Nicht nur im Ministerium, sondern auch in der NRW-CDU werden die Rufe nach den „alten“ Bundesjugendspielen immer lauter. Ende Juni hatte der Landesvorsitzende der Jungen Union (JU), Kevin Gniosdorz, unserer Redaktion gesagt: „Die Kultusministerkonferenz hat sich mit der Reform der Bundesjugendspiele verrannt. Die Streichung des Wettkampfgedankens war das völlig falsche Signal.“ Auch der Vorsitzende des Sportausschusses im Landtag, Bernhard Hoppe-Biermeyer (CDU), sprach sich für eine Reform der Reform aus.

Experte: Kinder sollen Werte, Regeln und Normen lernen

Nun schaltet sich Michael Scharf, Leistungssportdirektor beim Landessportbund NRW, mit einer wettkampffreundlichen Position in den Streit ein. Als Sportler und Psychologe vertrete er drei „Kernthesen“: Erstens sei es wichtig, dass Kinder Werte, Regeln und Normen lernten. Dies sei auf rein spielerischer Basis kaum möglich. „Es gehören auch konkrete Erfahrungen mit Normen und Regeln sowie Erfolgen und Misserfolgen dazu, denn die prägen fürs Leben“, sagt Scharf. Spätestens im Berufsleben würden junge Menschen mit strengen Regeln, Werten und Normen konfrontiert. Je besser sie in der Kindheit vorbereitet würden, umso besser kämen sie später im Leben damit klar.

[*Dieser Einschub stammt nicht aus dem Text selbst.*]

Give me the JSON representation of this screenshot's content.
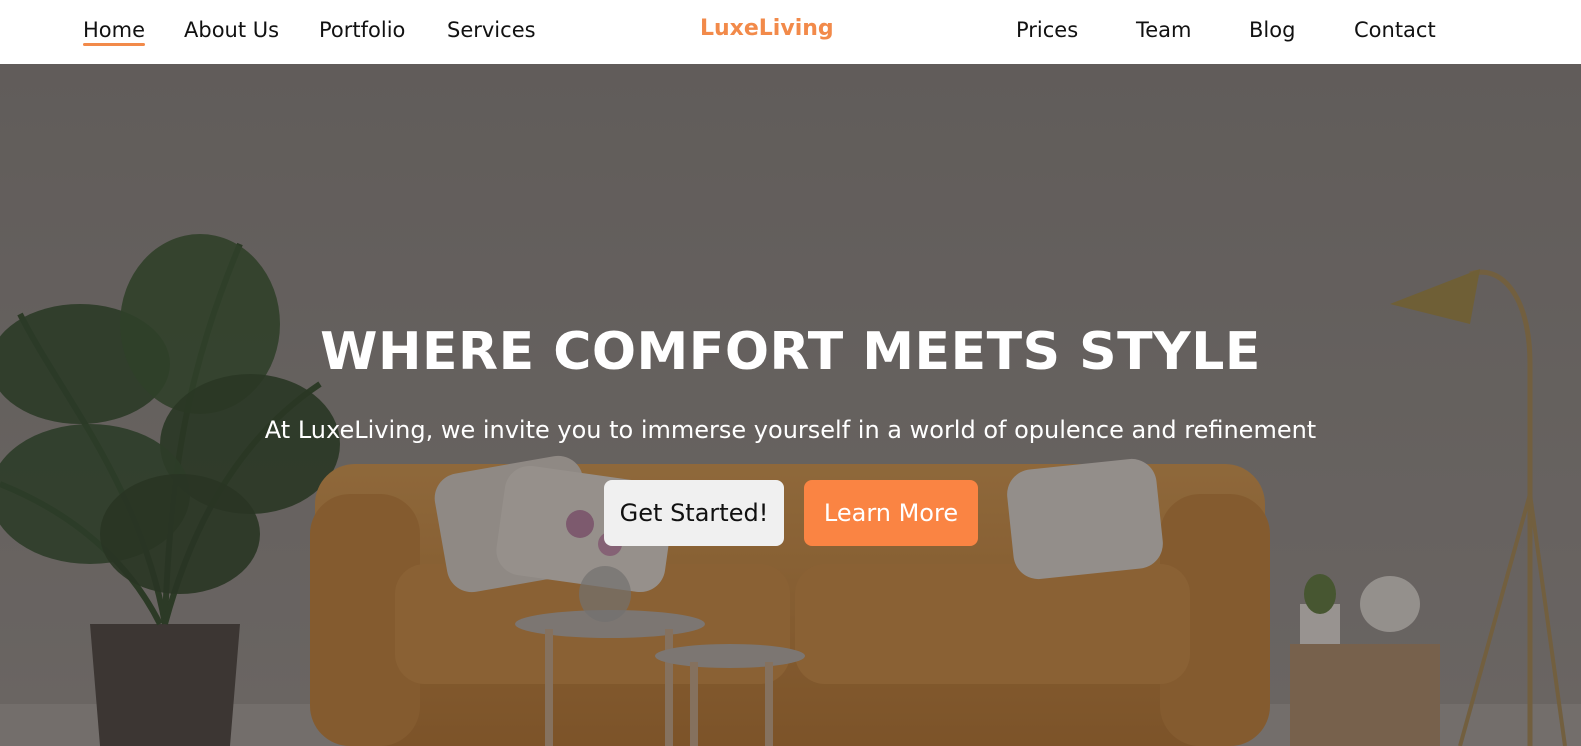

Zweitens entwickelten Grundschulkinder ihr Selbstbild und ihr Selbstwertgefühl weitestgehend in der Kindheit und Jugend. Sie müssten deshalb Erfahrungen damit machen, ob sie etwas schaffen oder nicht. „Für diese Selbsteinschätzung brauchen die Kinder reale Prüfungs- und Wettbewerbssituationen“, meint Scharf.

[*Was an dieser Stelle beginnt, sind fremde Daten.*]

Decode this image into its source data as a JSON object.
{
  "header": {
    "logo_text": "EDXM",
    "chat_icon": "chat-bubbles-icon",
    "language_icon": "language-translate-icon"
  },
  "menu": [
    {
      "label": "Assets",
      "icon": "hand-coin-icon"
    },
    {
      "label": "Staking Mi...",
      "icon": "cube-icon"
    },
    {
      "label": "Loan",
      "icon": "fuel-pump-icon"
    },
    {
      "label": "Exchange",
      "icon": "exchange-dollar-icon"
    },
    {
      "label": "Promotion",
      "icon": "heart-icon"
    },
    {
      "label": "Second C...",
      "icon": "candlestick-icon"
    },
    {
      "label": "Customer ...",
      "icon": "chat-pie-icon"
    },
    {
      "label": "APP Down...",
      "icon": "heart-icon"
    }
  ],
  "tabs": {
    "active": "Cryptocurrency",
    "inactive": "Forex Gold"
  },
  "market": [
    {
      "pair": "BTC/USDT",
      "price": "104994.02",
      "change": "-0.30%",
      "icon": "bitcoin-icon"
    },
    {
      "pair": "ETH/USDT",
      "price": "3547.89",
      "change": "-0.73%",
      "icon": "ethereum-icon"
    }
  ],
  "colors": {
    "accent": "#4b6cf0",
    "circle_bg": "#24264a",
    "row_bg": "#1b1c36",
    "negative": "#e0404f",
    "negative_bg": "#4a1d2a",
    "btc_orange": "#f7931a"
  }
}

Drittens werde in der Kindheit ein „Leistungsmotiv“ entwickelt, das die Persönlichkeit von Menschen und deren Einstellung zur Leistung entscheidend präge. Dabei komme es darauf an, sich selbst realistische Ziele zu setzen. Scharf: „Realistisch bedeutet, dass die Ziele einerseits nicht zu ambitioniert und anderseits nicht zu leicht zu erreichen sein dürfen.“

Vor neuen Experimenten mit den Bundesjugendspielen warnt dagegen Ayla Çelik, NRW-Vorsitzende der Gewerkschaft Erziehung und Wissenschaft (GEW). „Anscheinend erwägt NRW den Grundschulen freizustellen, den Wettkampfcharakter wieder einzuführen. Dies wäre im Lichte des Ansinnens der Reform wenig förderlich, denn dadurch wird eine Beliebigkeit geschaffen, die nicht Not tut“, sagte sie unserer Redaktion.

Sportlichkeit werde heute vom Kind aus definiert und nicht mehr von Normgrößen, so Çelik. „Insgesamt kann man durch diese Veränderung hoffen, dass wieder mehr Kinder Spaß am Sport entwickeln“, sagte die Gewerkschafterin. Kinder würden sich zu wenig bewegen und müssten für Sport und Bewegung begeistert werden. Dies gelinge aber eher durch gemeinsamen Wettbewerb als durch die Bestenauslese im Wettkampf.

Niemand werde wegen der Bundesjugendspiele zum Spitzensportler, behauptete die GEW-Chefin. Derzeit werde in Nordrhein-Westfalen eine „Scheindebatte“ über die Bundesjugendspiele geführt, die an den wirklich wichtigen Fragen zur Sportförderung vorbeigehe.